TL;DR: Yes. Use the function below.
It is possible: That information is available to the kernel code in special registers: %dynamic_smem_size
and %total_smem_size
.
Typically, when we write kernel code, we don't need to be aware of specific registers (special or otherwise) - we write C/C++ code. Even when we do use these registers, the CUDA compiler hides this from us through functions or structures which hold their values. For example, when we use the value threadIdx.x
, we are actually accessing the special register %tid.x
, which is set differently for every thread in the block. You can see these registers "in action" when you look at compiled PTX code.
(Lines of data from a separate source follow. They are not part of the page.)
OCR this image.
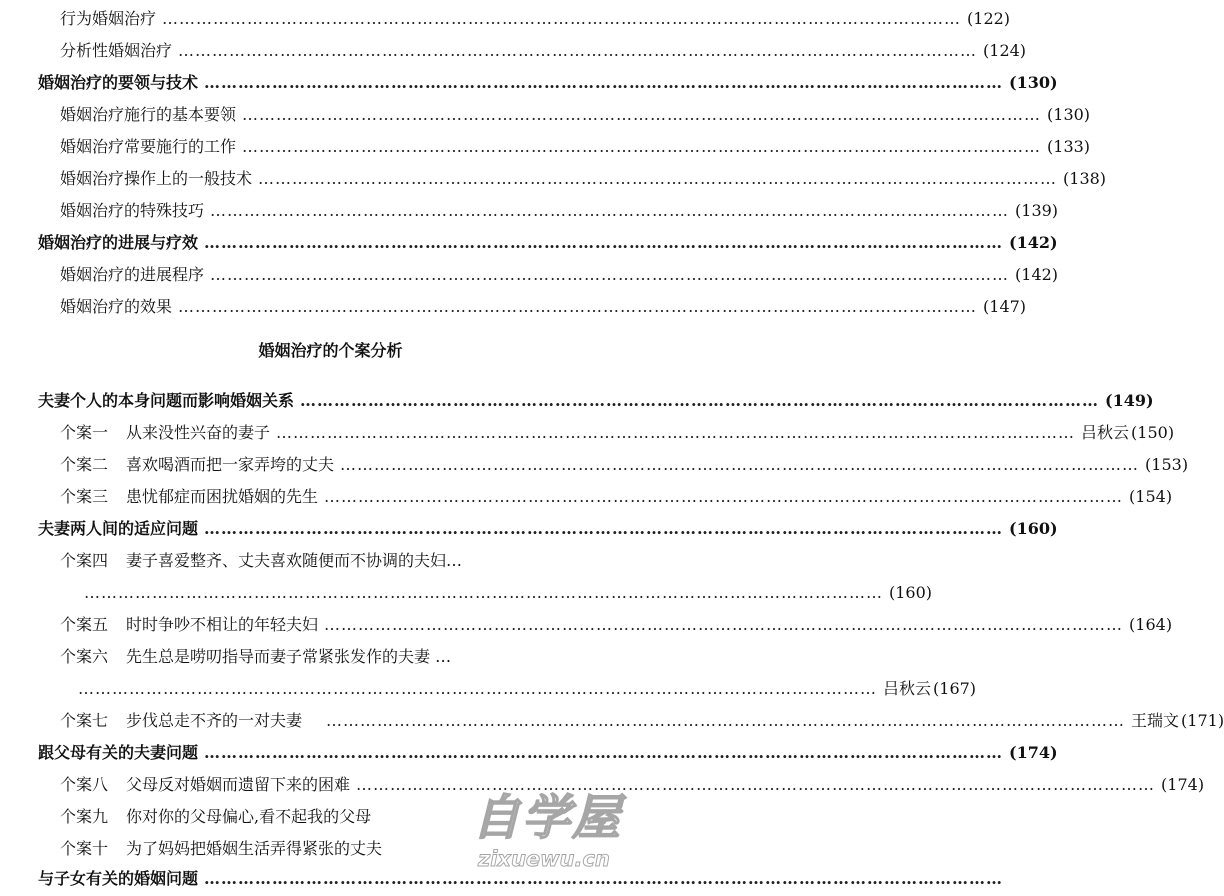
行为婚姻治疗 …………………………………………………………………………………………………………………………… (122)
分析性婚姻治疗 …………………………………………………………………………………………………………………………… (124)
婚姻治疗的要领与技术 …………………………………………………………………………………………………………………………… (130)
婚姻治疗施行的基本要领 …………………………………………………………………………………………………………………………… (130)
婚姻治疗常要施行的工作 …………………………………………………………………………………………………………………………… (133)
婚姻治疗操作上的一般技术 …………………………………………………………………………………………………………………………… (138)
婚姻治疗的特殊技巧 …………………………………………………………………………………………………………………………… (139)
婚姻治疗的进展与疗效 …………………………………………………………………………………………………………………………… (142)
婚姻治疗的进展程序 …………………………………………………………………………………………………………………………… (142)
婚姻治疗的效果 …………………………………………………………………………………………………………………………… (147)
婚姻治疗的个案分析
夫妻个人的本身问题而影响婚姻关系 …………………………………………………………………………………………………………………………… (149)
个案一 从来没性兴奋的妻子 …………………………………………………………………………………………………………………………… 吕秋云 (150)
个案二 喜欢喝酒而把一家弄垮的丈夫 …………………………………………………………………………………………………………………………… (153)
个案三 患忧郁症而困扰婚姻的先生 …………………………………………………………………………………………………………………………… (154)
夫妻两人间的适应问题 …………………………………………………………………………………………………………………………… (160)
个案四 妻子喜爱整齐、丈夫喜欢随便而不协调的夫妇…
…………………………………………………………………………………………………………………………… (160)
个案五 时时争吵不相让的年轻夫妇 …………………………………………………………………………………………………………………………… (164)
个案六 先生总是唠叨指导而妻子常紧张发作的夫妻 …
…………………………………………………………………………………………………………………………… 吕秋云 (167)
个案七 步伐总走不齐的一对夫妻 …………………………………………………………………………………………………………………………… 王瑞文 (171)
跟父母有关的夫妻问题 …………………………………………………………………………………………………………………………… (174)
个案八 父母反对婚姻而遗留下来的困难 …………………………………………………………………………………………………………………………… (174)
个案九 你对你的父母偏心,看不起我的父母
个案十 为了妈妈把婚姻生活弄得紧张的丈夫
与子女有关的婚姻问题 ……………………………………………………………………………………………………………………………
自学屋
zixuewu.cn
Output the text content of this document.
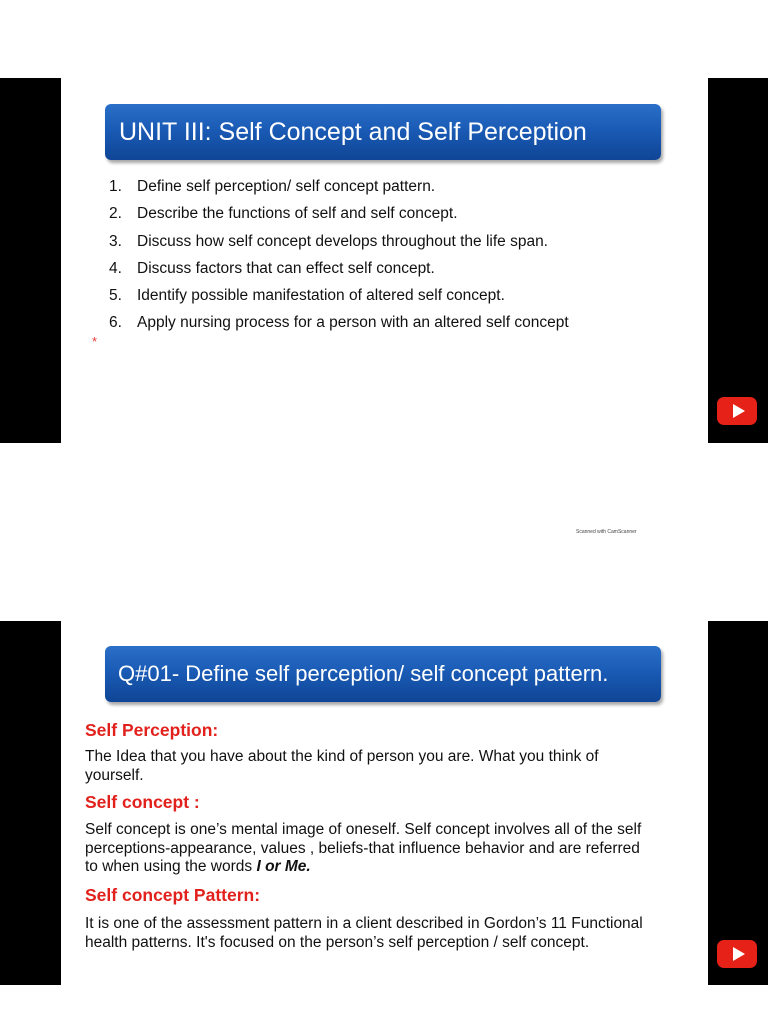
UNIT III: Self Concept and Self Perception
1. Define self perception/ self concept pattern.
2. Describe the functions of self and self concept.
3. Discuss how self concept develops throughout the life span.
4. Discuss factors that can effect self concept.
5. Identify possible manifestation of altered self concept.
6. Apply nursing process for a person with an altered self concept
*
Scanned with CamScanner
Q#01- Define self perception/ self concept pattern.
Self Perception:
The Idea that you have about the kind of person you are. What you think of yourself.
Self concept :
Self concept is one’s mental image of oneself. Self concept involves all of the self perceptions-appearance, values , beliefs-that influence behavior and are referred to when using the words I or Me.
Self concept Pattern:
It is one of the assessment pattern in a client described in Gordon’s 11 Functional health patterns. It's focused on the person’s self perception / self concept.
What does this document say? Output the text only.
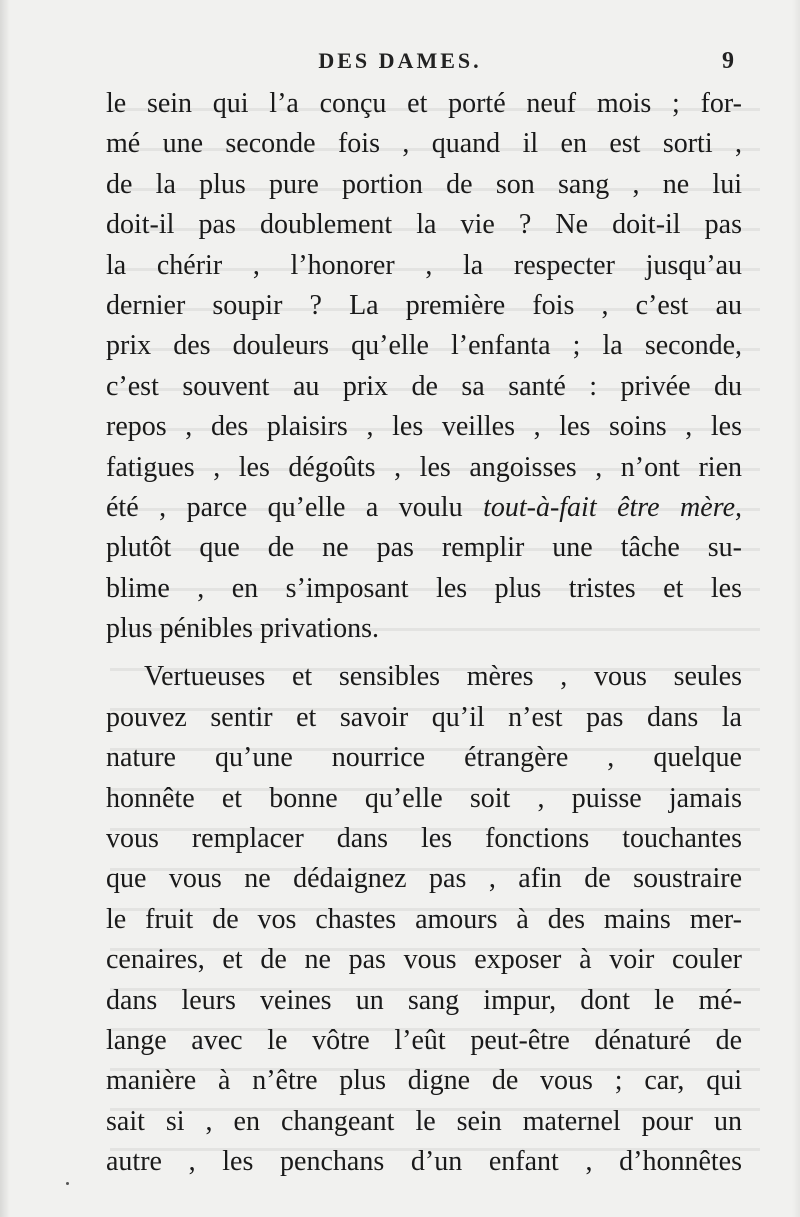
DES DAMES.	9
le sein qui l’a conçu et porté neuf mois ; for-
mé une seconde fois , quand il en est sorti ,
de la plus pure portion de son sang , ne lui
doit-il pas doublement la vie ? Ne doit-il pas
la chérir , l’honorer , la respecter jusqu’au
dernier soupir ? La première fois , c’est au
prix des douleurs qu’elle l’enfanta ; la seconde,
c’est souvent au prix de sa santé : privée du
repos , des plaisirs , les veilles , les soins , les
fatigues , les dégoûts , les angoisses , n’ont rien
été , parce qu’elle a voulu tout-à-fait être mère,
plutôt que de ne pas remplir une tâche su-
blime , en s’imposant les plus tristes et les
plus pénibles privations.
Vertueuses et sensibles mères , vous seules
pouvez sentir et savoir qu’il n’est pas dans la
nature qu’une nourrice étrangère , quelque
honnête et bonne qu’elle soit , puisse jamais
vous remplacer dans les fonctions touchantes
que vous ne dédaignez pas , afin de soustraire
le fruit de vos chastes amours à des mains mer-
cenaires, et de ne pas vous exposer à voir couler
dans leurs veines un sang impur, dont le mé-
lange avec le vôtre l’eût peut-être dénaturé de
manière à n’être plus digne de vous ; car, qui
sait si , en changeant le sein maternel pour un
autre , les penchans d’un enfant , d’honnêtes
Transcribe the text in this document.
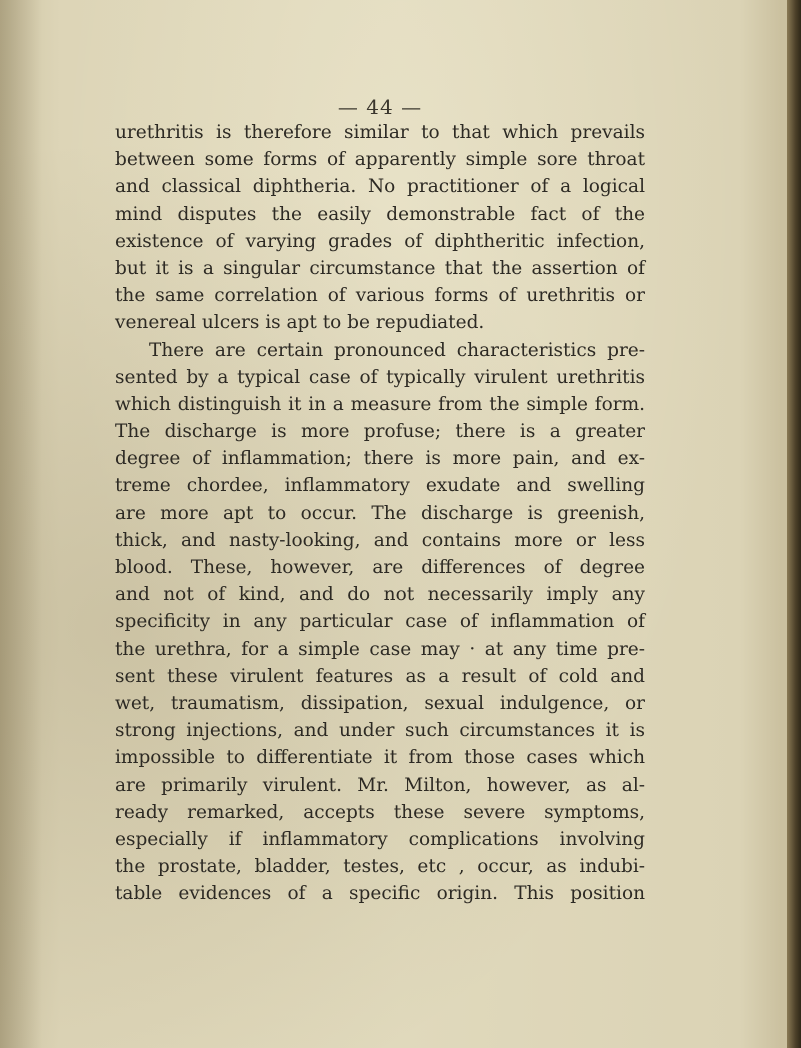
— 44 —
urethritis is therefore similar to that which prevails
between some forms of apparently simple sore throat
and classical diphtheria. No practitioner of a logical
mind disputes the easily demonstrable fact of the
existence of varying grades of diphtheritic infection,
but it is a singular circumstance that the assertion of
the same correlation of various forms of urethritis or
venereal ulcers is apt to be repudiated.
There are certain pronounced characteristics pre-
sented by a typical case of typically virulent urethritis
which distinguish it in a measure from the simple form.
The discharge is more profuse; there is a greater
degree of inflammation; there is more pain, and ex-
treme chordee, inflammatory exudate and swelling
are more apt to occur. The discharge is greenish,
thick, and nasty-looking, and contains more or less
blood. These, however, are differences of degree
and not of kind, and do not necessarily imply any
specificity in any particular case of inflammation of
the urethra, for a simple case may · at any time pre-
sent these virulent features as a result of cold and
wet, traumatism, dissipation, sexual indulgence, or
strong injections, and under such circumstances it is
impossible to differentiate it from those cases which
are primarily virulent. Mr. Milton, however, as al-
ready remarked, accepts these severe symptoms,
especially if inflammatory complications involving
the prostate, bladder, testes, etc , occur, as indubi-
table evidences of a specific origin. This position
ArrayFire have written a nice blog post with some worked examples: Demystifying PTX code.
But if the CUDA compiler "hides" register use from us, how can we go behind that curtain and actually insist on using them, accessing them with those %
-prefixed names? Well, here's how:
__forceinline__ __device__ unsigned dynamic_smem_size()
{
unsigned ret;
asm volatile ("mov.u32 %0, %dynamic_smem_size;" : "=r"(ret));
return ret;
}
and a similar function for %total_smem_size
. This function makes the compiler add an explicit PTX instruction, just like asm
can be used for host code to emit CPU assembly instructions directly. This function should always be inlined, so when you assign
x = dynamic_smem_size();
you actually just assign the value of the special register to x
.